Our decision to have a baby came about three years after we were married. Initially, we planned to do a whole list of things (including buying a house) and then start trying. But on the night of January 5, 2002 while driving home from the hospital after visiting our friends’ newborn baby, I told him, “That’s it. I want to start trying.” Exactly one year and four days later on January 9, 2003 we were blessed with twins: a boy and a girl.
As much as we hate to admit it, we really do turn into our parents. Their successes and failures become our instincts as we stumble through the uncharted territory of raising children. Without even thinking about it we fall into those same parenting patterns–which can be good–but it also means that we need help breaking away from those behaviors if they happen to be unhealthy.
Because we rely so much on our own upbringing to define our ideas of parenting, it stands to reason that there would be some conflicts when two parents come from two cultures as different as Pakistan and the U.S. This starts from birth, but becomes far more pronounced as they grow and we start talking to them about ideas like spirituality, sexuality, and social norms. My kids are nine-years-old now and while some things have become easier (they can do their own laundry now), the lessons they are beginning to learn now make the stakes feel much higher.
My husband made the choice to emigrate to the U.S. and he sees a lot of value in our society, so he is not interested in keeping them in a cultural bubble, associating only with other Pakistani and/or Muslim children. But at the same time, he has very specific ideas about how they should behave, what their education should look like, table manners, attitude, and appearance. And so do I. Sometimes, though, our strong opinions clash, and that’s when compromise comes in.
I think every parent has ‘deal-breakers’, or things they absolutely will not tolerate when it comes to their children. Everything else, however, should be up for compromise, especially if it’s important to your spouse. Over time, my husband and I have had to find a middle ground and find a way to let one another have the final say in discipline, rewards, or teaching things we each find important.
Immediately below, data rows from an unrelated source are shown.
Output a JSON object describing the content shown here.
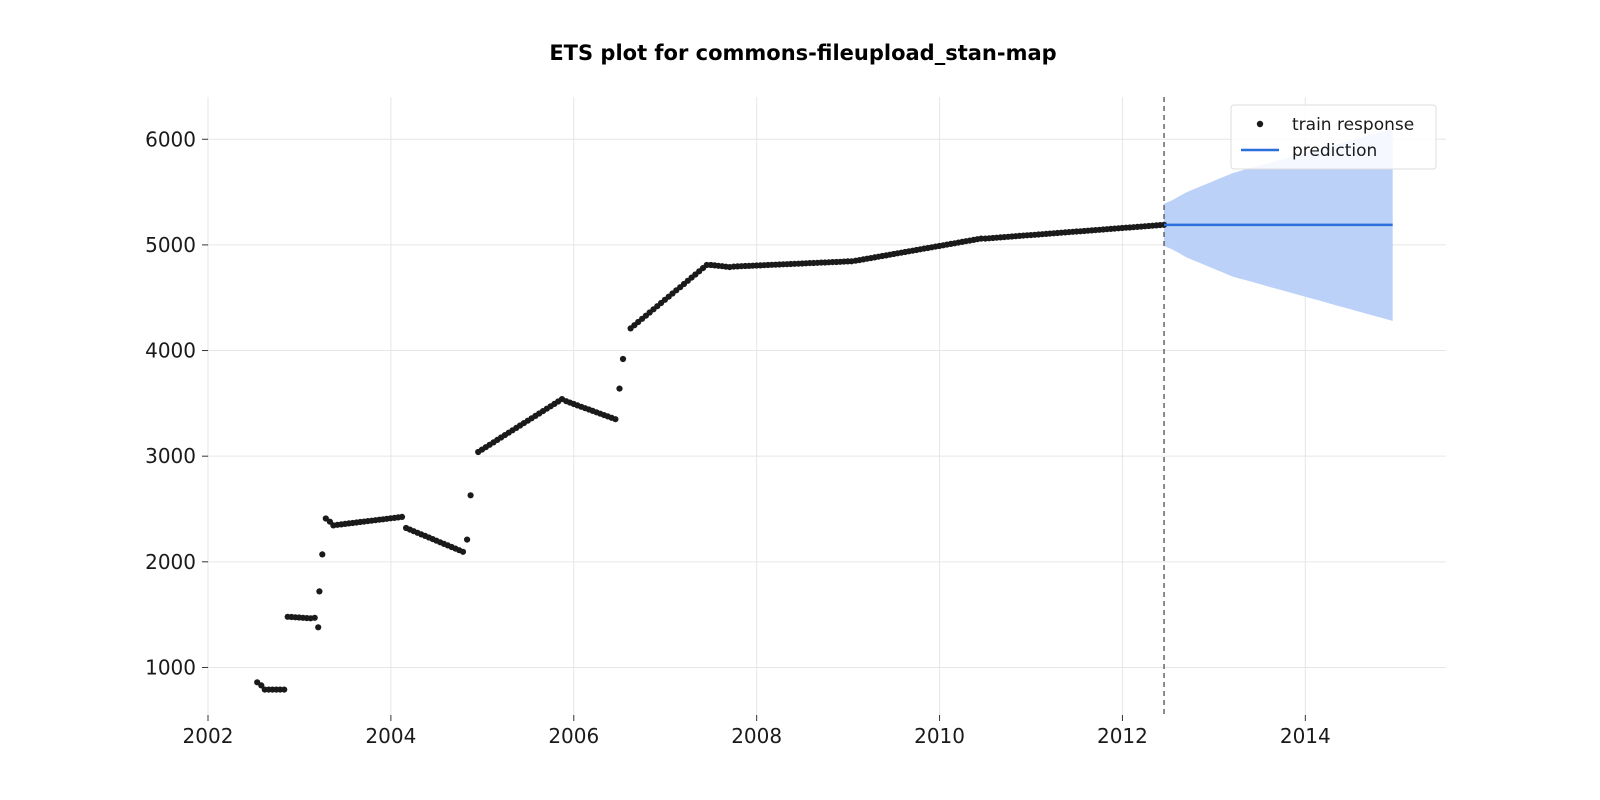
{
  "chart_data": {
    "type": "scatter",
    "title": "ETS plot for commons-fileupload_stan-map",
    "xlabel": "",
    "ylabel": "",
    "x_ticks": [
      "2002",
      "2004",
      "2006",
      "2008",
      "2010",
      "2012",
      "2014"
    ],
    "y_ticks": [
      "1000",
      "2000",
      "3000",
      "4000",
      "5000",
      "6000"
    ],
    "xlim": [
      "2002-01-01",
      "2015-07-15"
    ],
    "ylim": [
      550,
      6400
    ],
    "grid": true,
    "legend": {
      "position": "top-right",
      "entries": [
        "train response",
        "prediction"
      ]
    },
    "colors": {
      "train": "#1a1a1a",
      "prediction": "#2a6fdb",
      "interval": "#bcd1f7",
      "cutoff": "#666666"
    },
    "cutoff_date": "2012-06-15",
    "train_response": {
      "name": "train response",
      "segments": [
        {
          "start": "2002-07-15",
          "end": "2002-07-15",
          "y0": 860,
          "y1": 860
        },
        {
          "start": "2002-08-01",
          "end": "2002-08-01",
          "y0": 830,
          "y1": 830
        },
        {
          "start": "2002-08-15",
          "end": "2002-10-15",
          "y0": 790,
          "y1": 790
        },
        {
          "start": "2002-11-01",
          "end": "2002-11-01",
          "y0": 790,
          "y1": 790
        },
        {
          "start": "2002-11-15",
          "end": "2003-02-15",
          "y0": 1480,
          "y1": 1465
        },
        {
          "start": "2003-03-01",
          "end": "2003-03-01",
          "y0": 1470,
          "y1": 1470
        },
        {
          "start": "2003-03-15",
          "end": "2003-03-15",
          "y0": 1380,
          "y1": 1380
        },
        {
          "start": "2003-03-20",
          "end": "2003-03-20",
          "y0": 1720,
          "y1": 1720
        },
        {
          "start": "2003-04-01",
          "end": "2003-04-01",
          "y0": 2070,
          "y1": 2070
        },
        {
          "start": "2003-04-15",
          "end": "2003-04-15",
          "y0": 2410,
          "y1": 2410
        },
        {
          "start": "2003-05-01",
          "end": "2003-05-15",
          "y0": 2380,
          "y1": 2345
        },
        {
          "start": "2003-06-01",
          "end": "2004-02-15",
          "y0": 2350,
          "y1": 2425
        },
        {
          "start": "2004-03-01",
          "end": "2004-10-15",
          "y0": 2320,
          "y1": 2095
        },
        {
          "start": "2004-11-01",
          "end": "2004-11-01",
          "y0": 2210,
          "y1": 2210
        },
        {
          "start": "2004-11-15",
          "end": "2004-11-15",
          "y0": 2630,
          "y1": 2630
        },
        {
          "start": "2004-12-15",
          "end": "2005-11-15",
          "y0": 3040,
          "y1": 3540
        },
        {
          "start": "2005-12-01",
          "end": "2006-06-15",
          "y0": 3520,
          "y1": 3350
        },
        {
          "start": "2006-07-01",
          "end": "2006-07-01",
          "y0": 3640,
          "y1": 3640
        },
        {
          "start": "2006-07-15",
          "end": "2006-07-15",
          "y0": 3920,
          "y1": 3920
        },
        {
          "start": "2006-08-15",
          "end": "2007-06-15",
          "y0": 4210,
          "y1": 4810
        },
        {
          "start": "2007-07-01",
          "end": "2007-09-15",
          "y0": 4810,
          "y1": 4790
        },
        {
          "start": "2007-10-01",
          "end": "2009-01-15",
          "y0": 4795,
          "y1": 4845
        },
        {
          "start": "2009-02-01",
          "end": "2010-06-15",
          "y0": 4850,
          "y1": 5060
        },
        {
          "start": "2010-07-01",
          "end": "2012-06-15",
          "y0": 5060,
          "y1": 5190
        }
      ]
    },
    "prediction": {
      "name": "prediction",
      "start": "2012-06-15",
      "end": "2014-12-15",
      "value": 5190,
      "interval_upper": [
        5390,
        5420,
        5460,
        5500,
        5530,
        5560,
        5590,
        5620,
        5650,
        5680,
        5700,
        5720,
        5740,
        5760,
        5780,
        5800,
        5820,
        5840,
        5860,
        5880,
        5900,
        5920,
        5940,
        5960,
        5980,
        6000,
        6020,
        6040,
        6060,
        6080,
        6100
      ],
      "interval_lower": [
        4990,
        4960,
        4920,
        4880,
        4850,
        4820,
        4790,
        4760,
        4730,
        4700,
        4680,
        4660,
        4640,
        4620,
        4600,
        4580,
        4560,
        4540,
        4520,
        4500,
        4480,
        4460,
        4440,
        4420,
        4400,
        4380,
        4360,
        4340,
        4320,
        4300,
        4280
      ]
    }
  }
}
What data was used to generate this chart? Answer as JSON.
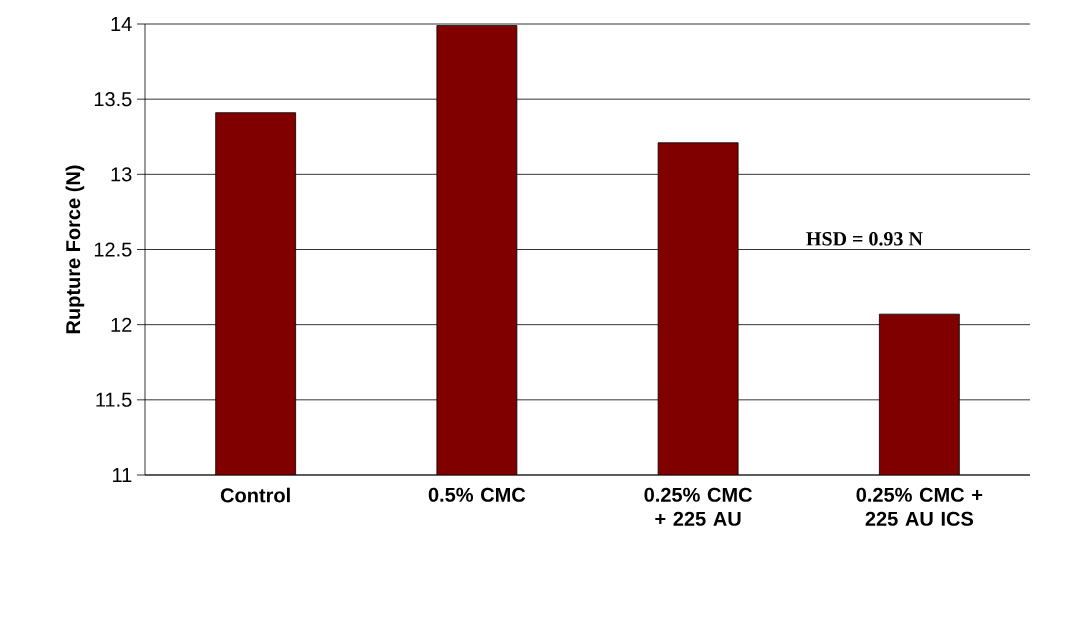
{
  "chart_data": {
    "type": "bar",
    "ylabel": "Rupture Force (N)",
    "categories": [
      "Control",
      "0.5% CMC",
      "0.25% CMC + 225 AU",
      "0.25% CMC + 225 AU ICS"
    ],
    "values": [
      13.41,
      13.99,
      13.21,
      12.07
    ],
    "color": "#800000",
    "ylim": [
      11,
      14
    ],
    "yticks": [
      11,
      11.5,
      12,
      12.5,
      13,
      13.5,
      14
    ],
    "grid": "y",
    "annotations": [
      "HSD = 0.93 N"
    ]
  }
}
It’s been a challenge but not a hard one. Regardless of our occasional differences of opinions on parenting, we are both united in the idea that we really want the best for our children. Rather than pulling us apart, our children have made us to come together and find ways to work together for their benefit. We relish our shared gift of parenthood, which is both humbling and empowering.
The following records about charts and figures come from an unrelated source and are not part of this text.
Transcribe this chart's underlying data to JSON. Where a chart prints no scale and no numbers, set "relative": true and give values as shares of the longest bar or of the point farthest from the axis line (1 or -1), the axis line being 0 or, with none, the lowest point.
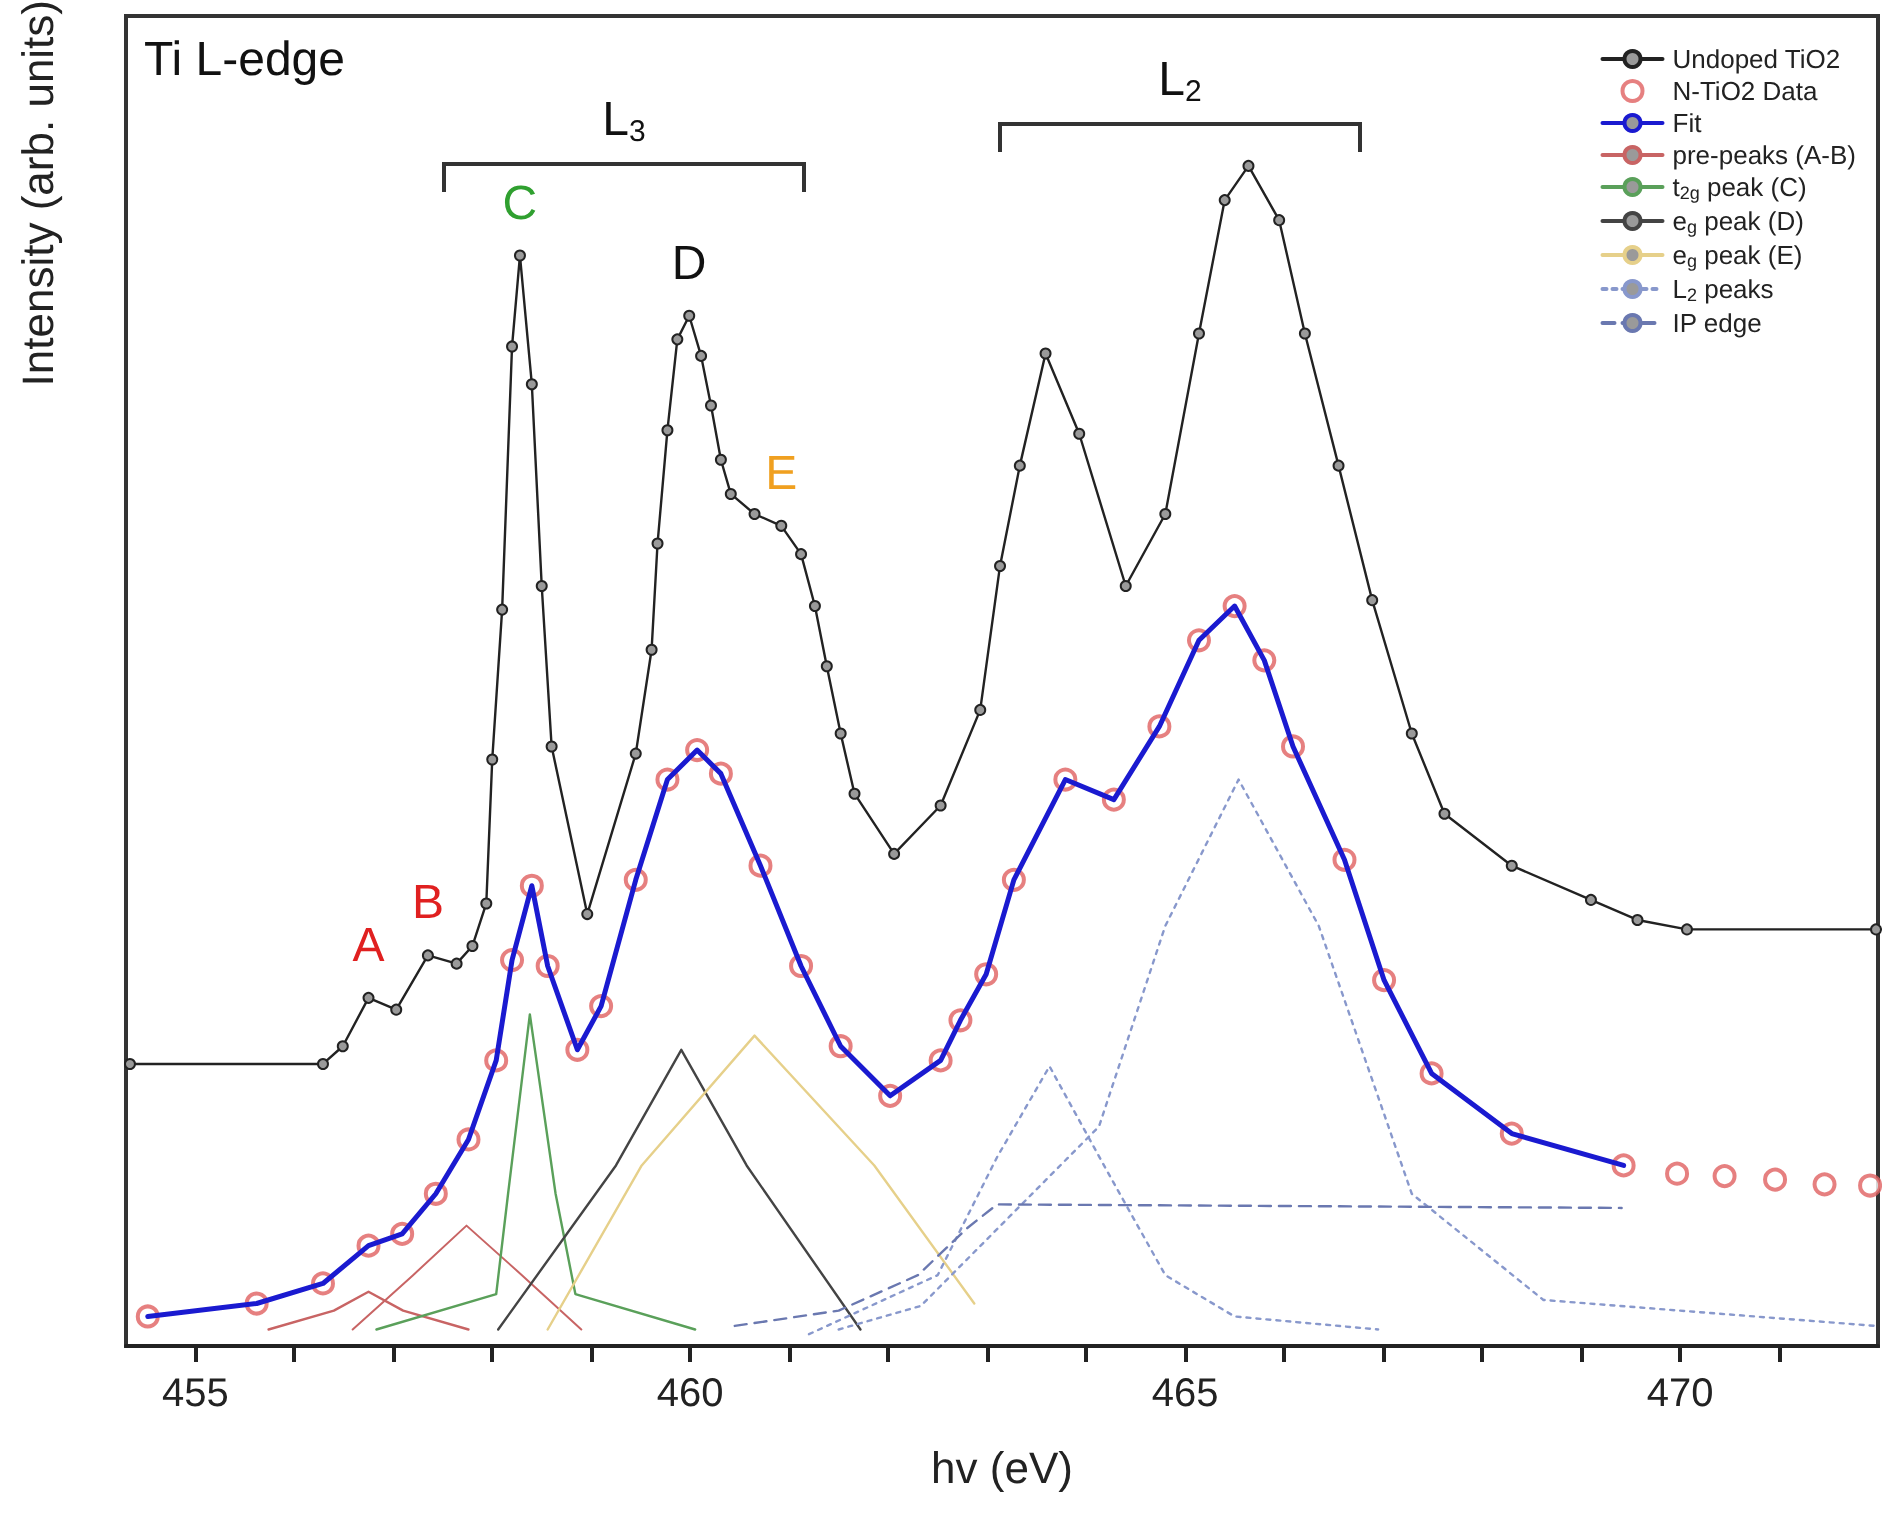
{
  "chart_data": {
    "type": "line",
    "relative": true,
    "xlabel": "hv (eV)",
    "ylabel": "Intensity (arb. units)",
    "xlim": [
      454.3,
      472
    ],
    "xticks": [
      455,
      {
        "value": 456,
        "label": null
      },
      {
        "value": 457,
        "label": null
      },
      {
        "value": 458,
        "label": null
      },
      {
        "value": 459,
        "label": null
      },
      460,
      {
        "value": 461,
        "label": null
      },
      {
        "value": 462,
        "label": null
      },
      {
        "value": 463,
        "label": null
      },
      {
        "value": 464,
        "label": null
      },
      465,
      {
        "value": 466,
        "label": null
      },
      {
        "value": 467,
        "label": null
      },
      {
        "value": 468,
        "label": null
      },
      {
        "value": 469,
        "label": null
      },
      470,
      {
        "value": 471,
        "label": null
      }
    ],
    "legend": "top right",
    "grid": false,
    "annotations": [
      "Ti L-edge",
      "L$_{3}$",
      "L$_{2}$",
      {
        "text": "A",
        "x": 456.75,
        "y": 0.295
      },
      {
        "text": "B",
        "x": 457.35,
        "y": 0.331
      },
      {
        "text": "C",
        "x": 458.28,
        "y": 0.924
      },
      {
        "text": "D",
        "x": 459.99,
        "y": 0.873
      },
      {
        "text": "E",
        "x": 460.92,
        "y": 0.695
      }
    ],
    "series": [
      {
        "name": "Undoped TiO2",
        "color": "#222222",
        "marker": "circle",
        "x": [
          454.34,
          456.29,
          456.49,
          456.75,
          457.03,
          457.35,
          457.64,
          457.8,
          457.94,
          458.0,
          458.1,
          458.2,
          458.28,
          458.4,
          458.5,
          458.6,
          458.96,
          459.45,
          459.61,
          459.67,
          459.77,
          459.87,
          459.99,
          460.11,
          460.21,
          460.31,
          460.41,
          460.65,
          460.92,
          461.12,
          461.26,
          461.38,
          461.52,
          461.66,
          462.06,
          462.53,
          462.93,
          463.13,
          463.33,
          463.59,
          463.93,
          464.4,
          464.8,
          465.14,
          465.4,
          465.64,
          465.95,
          466.21,
          466.55,
          466.89,
          467.29,
          467.62,
          468.3,
          469.1,
          469.57,
          470.07,
          471.98
        ],
        "values": [
          0.239,
          0.239,
          0.254,
          0.295,
          0.285,
          0.331,
          0.324,
          0.339,
          0.375,
          0.497,
          0.624,
          0.847,
          0.924,
          0.815,
          0.644,
          0.508,
          0.366,
          0.502,
          0.59,
          0.68,
          0.776,
          0.853,
          0.873,
          0.839,
          0.797,
          0.751,
          0.722,
          0.705,
          0.695,
          0.671,
          0.627,
          0.576,
          0.519,
          0.468,
          0.417,
          0.458,
          0.539,
          0.661,
          0.746,
          0.841,
          0.773,
          0.644,
          0.705,
          0.858,
          0.971,
          1.0,
          0.954,
          0.858,
          0.746,
          0.632,
          0.519,
          0.451,
          0.407,
          0.378,
          0.361,
          0.353,
          0.353
        ]
      },
      {
        "name": "N-TiO2 Data",
        "type": "scatter",
        "color": "#e06060",
        "marker": "circle",
        "x": [
          454.52,
          455.62,
          456.29,
          456.75,
          457.09,
          457.43,
          457.76,
          458.04,
          458.2,
          458.4,
          458.56,
          458.86,
          459.1,
          459.45,
          459.77,
          460.07,
          460.31,
          460.71,
          461.12,
          461.52,
          462.02,
          462.53,
          462.73,
          462.99,
          463.27,
          463.79,
          464.28,
          464.74,
          465.14,
          465.5,
          465.8,
          466.09,
          466.61,
          467.01,
          467.49,
          468.3,
          469.43,
          469.97,
          470.45,
          470.96,
          471.46,
          471.92
        ],
        "values": [
          0.025,
          0.036,
          0.053,
          0.085,
          0.095,
          0.129,
          0.175,
          0.242,
          0.327,
          0.39,
          0.322,
          0.251,
          0.288,
          0.395,
          0.48,
          0.505,
          0.485,
          0.407,
          0.322,
          0.254,
          0.212,
          0.242,
          0.276,
          0.315,
          0.395,
          0.48,
          0.463,
          0.525,
          0.598,
          0.627,
          0.581,
          0.508,
          0.412,
          0.31,
          0.231,
          0.18,
          0.153,
          0.146,
          0.144,
          0.141,
          0.137,
          0.136
        ]
      },
      {
        "name": "Fit",
        "color": "#1a1ad0",
        "x": [
          454.52,
          455.62,
          456.29,
          456.75,
          457.09,
          457.43,
          457.76,
          458.04,
          458.2,
          458.4,
          458.56,
          458.86,
          459.1,
          459.45,
          459.77,
          460.07,
          460.31,
          460.71,
          461.12,
          461.52,
          462.02,
          462.53,
          462.73,
          462.99,
          463.27,
          463.79,
          464.28,
          464.74,
          465.14,
          465.5,
          465.8,
          466.09,
          466.61,
          467.01,
          467.49,
          468.3,
          469.43
        ],
        "values": [
          0.025,
          0.036,
          0.053,
          0.085,
          0.095,
          0.129,
          0.175,
          0.242,
          0.327,
          0.39,
          0.322,
          0.251,
          0.288,
          0.395,
          0.48,
          0.505,
          0.485,
          0.407,
          0.322,
          0.254,
          0.212,
          0.242,
          0.276,
          0.315,
          0.395,
          0.48,
          0.463,
          0.525,
          0.598,
          0.627,
          0.581,
          0.508,
          0.412,
          0.31,
          0.231,
          0.18,
          0.153
        ]
      },
      {
        "name": "pre-peaks (A-B)",
        "color": "#c86464",
        "x": [
          455.74,
          456.4,
          456.75,
          457.1,
          457.76
        ],
        "values": [
          0.014,
          0.03,
          0.046,
          0.03,
          0.014
        ]
      },
      {
        "color": "#c86464",
        "x": [
          456.59,
          457.2,
          457.74,
          458.3,
          458.9
        ],
        "values": [
          0.014,
          0.06,
          0.102,
          0.06,
          0.014
        ]
      },
      {
        "name": "t$_{2g}$ peak (C)",
        "color": "#5aa05a",
        "x": [
          456.83,
          458.04,
          458.16,
          458.38,
          458.64,
          458.84,
          460.05
        ],
        "values": [
          0.014,
          0.044,
          0.129,
          0.281,
          0.129,
          0.044,
          0.014
        ]
      },
      {
        "name": "e$_{g}$ peak (D)",
        "color": "#444444",
        "x": [
          458.06,
          459.25,
          459.91,
          460.57,
          461.72
        ],
        "values": [
          0.014,
          0.153,
          0.251,
          0.153,
          0.014
        ]
      },
      {
        "name": "e$_{g}$ peak (E)",
        "color": "#e6d08a",
        "x": [
          458.56,
          459.51,
          460.65,
          461.86,
          462.87
        ],
        "values": [
          0.014,
          0.153,
          0.263,
          0.153,
          0.036
        ]
      },
      {
        "name": "L$_{2}$ peaks",
        "color": "#8898cc",
        "line_style": "dotted",
        "x": [
          461.2,
          462.5,
          463.1,
          463.63,
          464.2,
          464.8,
          465.5,
          466.95
        ],
        "values": [
          0.01,
          0.06,
          0.16,
          0.237,
          0.15,
          0.06,
          0.025,
          0.014
        ]
      },
      {
        "color": "#8898cc",
        "line_style": "dotted",
        "x": [
          461.5,
          462.33,
          464.13,
          464.8,
          465.54,
          466.35,
          467.29,
          468.62,
          471.98
        ],
        "values": [
          0.014,
          0.034,
          0.186,
          0.356,
          0.48,
          0.356,
          0.129,
          0.039,
          0.017
        ]
      },
      {
        "name": "IP edge",
        "color": "#6a78b0",
        "line_style": "dashed",
        "x": [
          460.45,
          461.5,
          462.3,
          462.8,
          463.1,
          469.41
        ],
        "values": [
          0.017,
          0.03,
          0.06,
          0.1,
          0.12,
          0.117
        ]
      }
    ]
  }
}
But sometimes I worry that my husband and his family will be disappointed because our children aren’t “Pakistani” enough. And then, I worry that they will cling to their Pakistani identity and discount the value of their American heritage. I worry that my children will grow up and not fit in to either Pakistani culture or American culture, leaving them conflicted. I worry that they will be ignored, laughed at, overlooked, or undervalued because they are the product of a mixed-race marriage.
Then. I stop and watch them for a few minutes. And they are so much more amazing than I will ever be: a perfect blend of two cultures, two people, two families: confident, proud, and intelligent. Their sweet eyes are honest, full of life, and they give me hope that differences in people and cultures don’t have to produce conflict. They can produce something very, very beautiful instead.
And suddenly, I’m not worried anymore.